The Need for a Paradigm Shift in Nepalese Politics: From Power Games to National Progress

Published On: July 12, 2023 08:30 AM NPT By: Nabraj Lama

Politics, a term that has unfortunately grown controversial due to its association with manipulation, deception, and competition, has been commonly misinterpreted and misused in many parts of the world. Particularly in Nepal, the political landscape intensifies this problematic perception, reducing politics to a mere power play—a game of undermining rivals to sustain personal power. Such practice not only hampers societal progress but also fosters an unhealthy, combative environment, leading the nation down a path of stagnation rather than growth.

In its purest form, politics should not be synonymous with betrayal, deception, or relentless criticism. Instead, it should be perceived as a process of orchestrating collective efforts for societal welfare and progress. However, in Nepal, the common saying, 'power tends to corrupt, and absolute power corrupts absolutely,' appears to hold sway. Politicians often prioritize the maintenance of their power above all else, even at the expense of their peers and the nation's development.

The political landscape of Nepal provides numerous instances of destructive politics—party divisions, coalition breakups, frequent leadership changes—that prioritize individual gains over the country's overarching interests. Amid this narrow focus on 'winning,' the fundamental essence of politics, as a platform for national progress through collaboration, is often overshadowed. This unhealthy fixation on personal power and survival has cultivated a political culture where the genuine purpose of politics—public service and societal development—has been buried beneath layers of self-interest and power games.

However, there have been moments in Nepal's history that serve as poignant reminders of the political collaboration. The historic peace process of 2006 is a perfect example of this when all major political forces set aside their differences and united for national peace. The promulgation of the constitution in 2015 and the endorsement of a new national map in 2020 also emerged from similar circumstances of political unity. These instances deprived international forces of any undue influence in Nepal, illustrating the profound potential of political unity. Yet, such unity is an exception rather than the rule, with petty differences often disrupting political harmony and opening avenues for external influences.

Attaining a position of power might be perceived as the ultimate goal for many politicians. Still, it's merely a step in the political journey. The capacity to drive the nation forward, to instigate and implement substantial changes for the betterment of the people, is of paramount importance. However, the 'crab mentality'—"if I can't have it, neither can you"—has found deep roots in Nepalese politics. Such an attitude is not just counterproductive but also detrimental to the nation's advancement. When politicians hinder progress simply because they aren't at the helm, the whole nation loses momentum.
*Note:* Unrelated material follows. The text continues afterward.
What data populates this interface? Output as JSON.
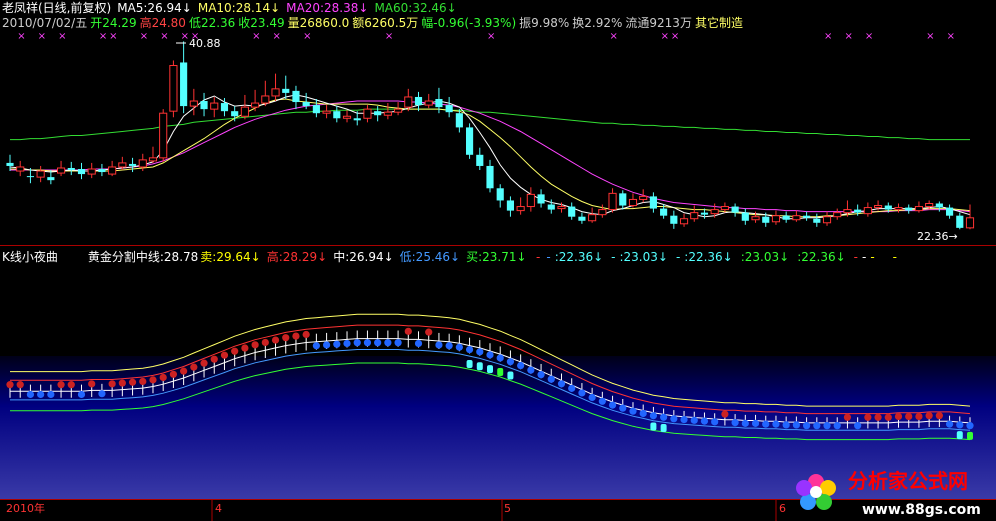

The pursuit of personal power should not override the nation's progress. Regrettably, in Nepal, many politicians seem to prioritize their political ambitions over national interests. They take pride in their time in power, counting their tenures as victories, often overlooking the actual impact of their governance. Nepal has had many prime ministers and ministers throughout history, but few are remembered for their work. Do you want to be another name forgotten with time, or do you aspire to be a role model, remembered for generations? There are leaders worldwide who are revered not just by their citizens, but globally for their contributions. Notable exceptions within Nepal include the current mayors of Kathmandu and Dharan, both of whom are garnering interest and respect for their public service during their first term.

The question arises: what should be the ultimate aspiration for politicians? Is it wealth or power to bequeath to your offspring? Or is it the satisfaction of serving the public, which includes your families, relatives, and creating a legacy remembered for generations?

Self-serving tactics might seem smart and might even help you avoid getting caught, but will they ensure you're remembered for the right reasons? Most of the apex power holders in Nepalese politics are over 60. How long do they intend to hold the country hostage for personal gains?

This moment presents a historic opportunity for all politicians to emerge as national heroes, figures of admiration for future generations. For the sake of Nepal's future, it is hoped they won't squander this chance in petty greed for themselves and their families.

The narrative presented here may not be a new revelation. However, its implementation has been lacking, possibly due to a deficiency in spiritual depth among politicians and a deep-seated fear of becoming irrelevant or losing power. Aspiring or established, all politicians should remember that while power is transient, legacies are enduring.

Every political position, from a minister to the prime minister, provides an opportunity to create lasting change. The real measure of success is not how long one holds a position, but how much they achieved in that time.

Now is the time for a revolution in Nepalese politics. It's time to make a choice—to remain locked in self-serving power games or contribute to the progress of the nation, establishing a legacy that future generations can look up to. The journey to transformation may be difficult, but it's a necessary path for a prosperous, progressive Nepal. The time is ripe for change, and the hope is that Nepal's political leaders will rise to this historic occasion.